As we characterise the role of outdoor and indoor air pollution in contributing to COPD outcomes and progression, it becomes increasingly important to identify potential biomarkers of pollutant exposure. Black-pigmented material in airway macrophages (AM) is carbonaceous in nature, and recent literature suggests that a dose–response relationship may exist between this biomarker and PM exposure in healthy controls.11 40 In addition, recent work by Belli et al suggests that BC in AM found in induced sputum may be highly correlated with indoor, but not outdoor, PM in subjects with COPD.12 It remains to be shown whether the carbon content of AMs reflects long-term or short-term exposure to PM and what is the relative contribution of different exposures to AM BC content. The accumulation of BC may lead to inflammation, double-stranded DNA breaks and emphysema in mice,41 and may at least partly explain adverse health outcomes of pollution seen in smokers and non-smokers. Access to banked sputum samples as part of SPIROMICS permits an unprecedented evaluation of this novel measure as a biomarker of pollution exposure.

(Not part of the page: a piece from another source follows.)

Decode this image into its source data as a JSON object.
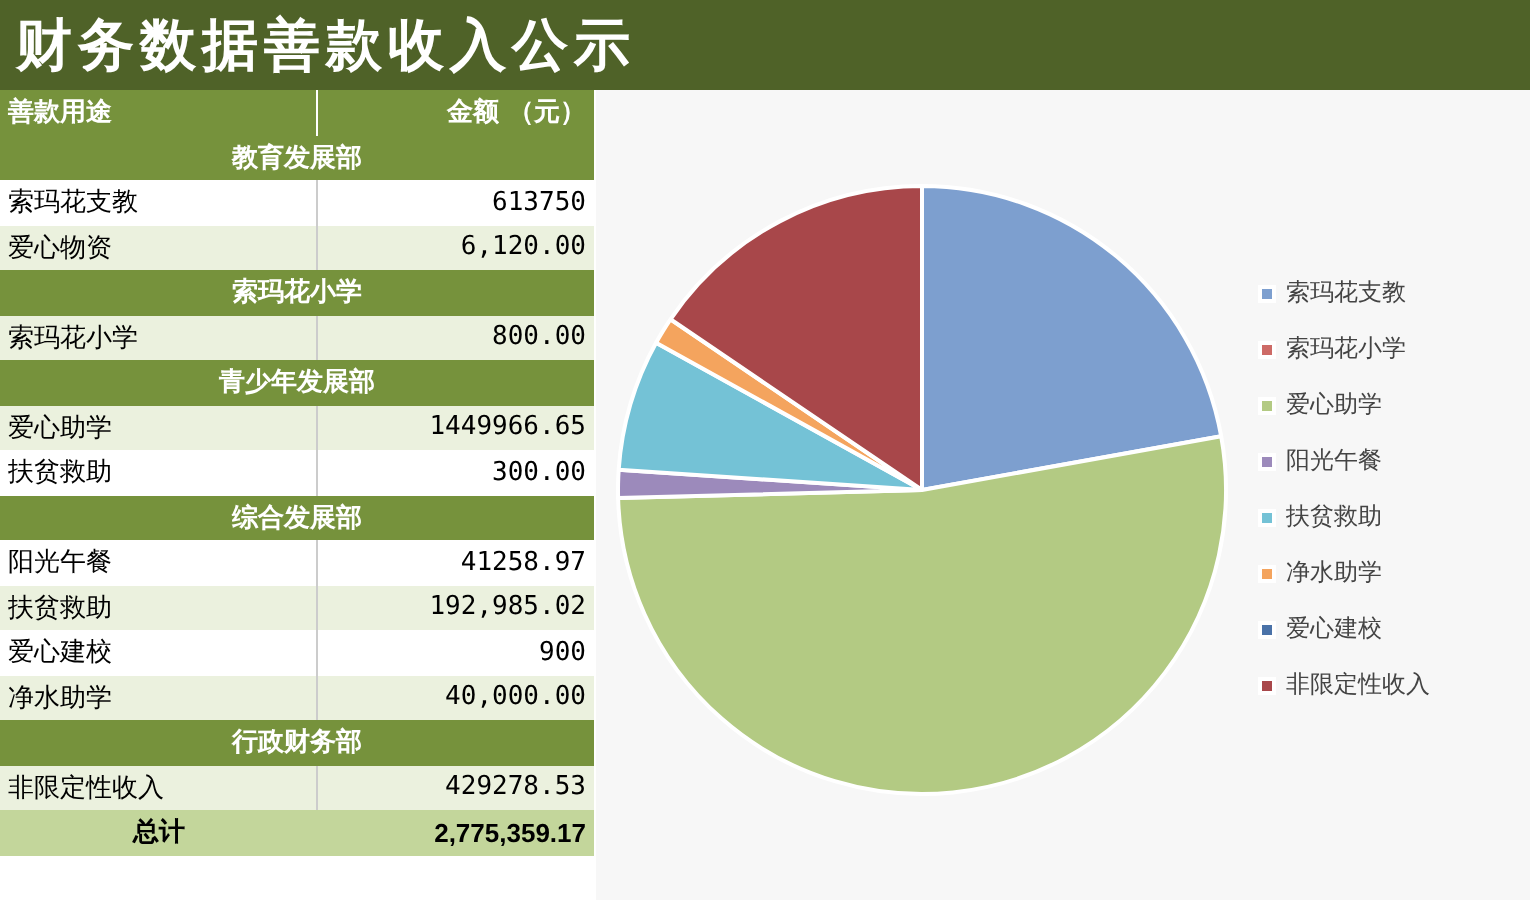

In summary, the NHLBI-funded SPIROMICS observational study, combined with state-of-the-art air pollution exposure assessment methods, provides an extraordinary opportunity for groundbreaking advances in understanding the contribution of environmental factors to COPD progression and disability.
SPIROMICS AIR will have the benefit of being able to link modelled pollutant concentrations to the extensive participant data collected as part of the SPIROMICS study, enabling the exploration of underlying mechanistic underpinnings to the adverse outcomes resulting from pollution exposure in individuals with COPD.